Manhattan’s Hotel Pennsylvania is once again facing the wrecking ball.
Vornado Realty Trust CEO Steven Roth told the REIT’s shareholders in his annual letter that the company plans to “permanently close and raze the hotel to create the premier development site in town,” Bloomberg News reported.
“This decision was inevitable,” Roth said in the letter. “The Pennsylvania may have been a grande dame in its time, but it is decades past its glory and sell-by date.”
When Hotel Pennsylvania opened in 1919 at 401 Seventh Avenue, it was the biggest hotel in the world, according to its website.
Vornado has considered demolishing the hotel several times since it bought the property in 1997. But concrete plans to replace it with another building never materialized. Most recently, the developer said it wanted to build a 1,200-foot skyscraper with the dubious name of PENN 15.
Roth’s recent announcement came one year after the pandemic forced the hotel to close.

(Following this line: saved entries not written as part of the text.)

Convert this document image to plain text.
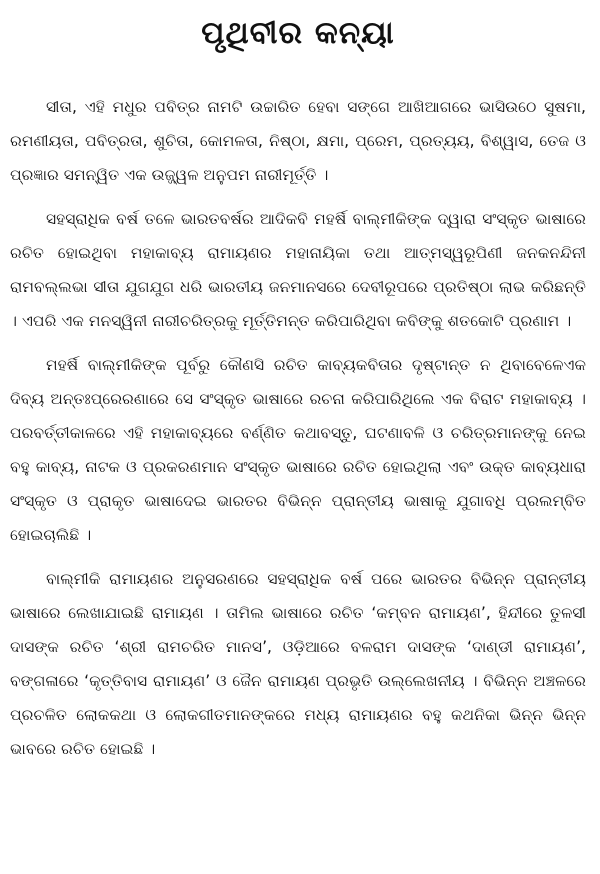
ପୃଥିବୀର କନ୍ୟା

ସୀତା, ଏହି ମଧୁର ପବିତ୍ର ନାମଟି ଉଚ୍ଚାରିତ ହେବା ସଙ୍ଗେ ଆଖିଆଗରେ ଭାସିଉଠେ ସୁଷମା, ରମଣୀୟତା, ପବିତ୍ରତା, ଶୁଚିତା, କୋମଳତା, ନିଷ୍ଠା, କ୍ଷମା, ପ୍ରେମ, ପ୍ରତ୍ୟୟ, ବିଶ୍ୱାସ, ତେଜ ଓ ପ୍ରଜ୍ଞାର ସମନ୍ୱିତ ଏକ ଉଜ୍ଜ୍ୱଳ ଅନୁପମ ନାରୀମୂର୍ତ୍ତି ।

ସହସ୍ରାଧିକ ବର୍ଷ ତଳେ ଭାରତବର୍ଷର ଆଦିକବି ମହର୍ଷି ବାଲ୍ମୀକିଙ୍କ ଦ୍ୱାରା ସଂସ୍କୃତ ଭାଷାରେ ରଚିତ ହୋଇଥିବା ମହାକାବ୍ୟ ରାମାୟଣର ମହାନାୟିକା ତଥା ଆତ୍ମସ୍ୱରୂପିଣୀ ଜନକନନ୍ଦିନୀ ରାମବଲ୍ଲଭା ସୀତା ଯୁଗଯୁଗ ଧରି ଭାରତୀୟ ଜନମାନସରେ ଦେବୀରୂପରେ ପ୍ରତିଷ୍ଠା ଲାଭ କରିଛନ୍ତି । ଏପରି ଏକ ମନସ୍ୱିନୀ ନାରୀଚରିତ୍ରକୁ ମୂର୍ତ୍ତିମନ୍ତ କରିପାରିଥିବା କବିଙ୍କୁ ଶତକୋଟି ପ୍ରଣାମ ।

ମହର୍ଷି ବାଲ୍ମୀକିଙ୍କ ପୂର୍ବରୁ କୌଣସି ରଚିତ କାବ୍ୟକବିତାର ଦୃଷ୍ଟାନ୍ତ ନ ଥିବାବେଳେଏକ ଦିବ୍ୟ ଅନ୍ତଃପ୍ରେରଣାରେ ସେ ସଂସ୍କୃତ ଭାଷାରେ ରଚନା କରିପାରିଥିଲେ ଏକ ବିରାଟ ମହାକାବ୍ୟ । ପରବର୍ତ୍ତୀକାଳରେ ଏହି ମହାକାବ୍ୟରେ ବର୍ଣ୍ଣିତ କଥାବସ୍ତୁ, ଘଟଣାବଳି ଓ ଚରିତ୍ରମାନଙ୍କୁ ନେଇ ବହୁ କାବ୍ୟ, ନାଟକ ଓ ପ୍ରକରଣମାନ ସଂସ୍କୃତ ଭାଷାରେ ରଚିତ ହୋଇଥିଲା ଏବଂ ଉକ୍ତ କାବ୍ୟଧାରା ସଂସ୍କୃତ ଓ ପ୍ରାକୃତ ଭାଷାଦେଇ ଭାରତର ବିଭିନ୍ନ ପ୍ରାନ୍ତୀୟ ଭାଷାକୁ ଯୁଗାବଧି ପ୍ରଲମ୍ବିତ ହୋଇଚାଲିଛି ।

ବାଲ୍ମୀକି ରାମାୟଣର ଅନୁସରଣରେ ସହସ୍ରାଧିକ ବର୍ଷ ପରେ ଭାରତର ବିଭିନ୍ନ ପ୍ରାନ୍ତୀୟ ଭାଷାରେ ଲେଖାଯାଇଛି ରାମାୟଣ । ତାମିଲ ଭାଷାରେ ରଚିତ ‘କମ୍ବନ ରାମାୟଣ’, ହିନ୍ଦୀରେ ତୁଳସୀ ଦାସଙ୍କ ରଚିତ ‘ଶ୍ରୀ ରାମଚରିତ ମାନସ’, ଓଡ଼ିଆରେ ବଳରାମ ଦାସଙ୍କ ‘ଦାଣ୍ଡୀ ରାମାୟଣ’, ବଙ୍ଗଳାରେ ‘କୃତ୍ତିବାସ ରାମାୟଣ’ ଓ ଜୈନ ରାମାୟଣ ପ୍ରଭୃତି ଉଲ୍ଲେଖନୀୟ । ବିଭିନ୍ନ ଅଞ୍ଚଳରେ ପ୍ରଚଳିତ ଲୋକକଥା ଓ ଲୋକଗୀତମାନଙ୍କରେ ମଧ୍ୟ ରାମାୟଣର ବହୁ କଥନିକା ଭିନ୍ନ ଭିନ୍ନ ଭାବରେ ରଚିତ ହୋଇଛି ।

Vornado also announced its plans to separate its planned developments around Penn Station — including the Hotel Pennsylvania site — through a new tracking stock. The measure would allow investors to specifically invest in the “higher growth but longer-term” Penn District properties.
The recently approved state budget includes $1.3 billion for the development of the area around Penn Station, though the use of those funds will be restricted to transportation improvement projects, rather than the ambitious office and residential megadevelopment envisioned by Gov. Andrew Cuomo.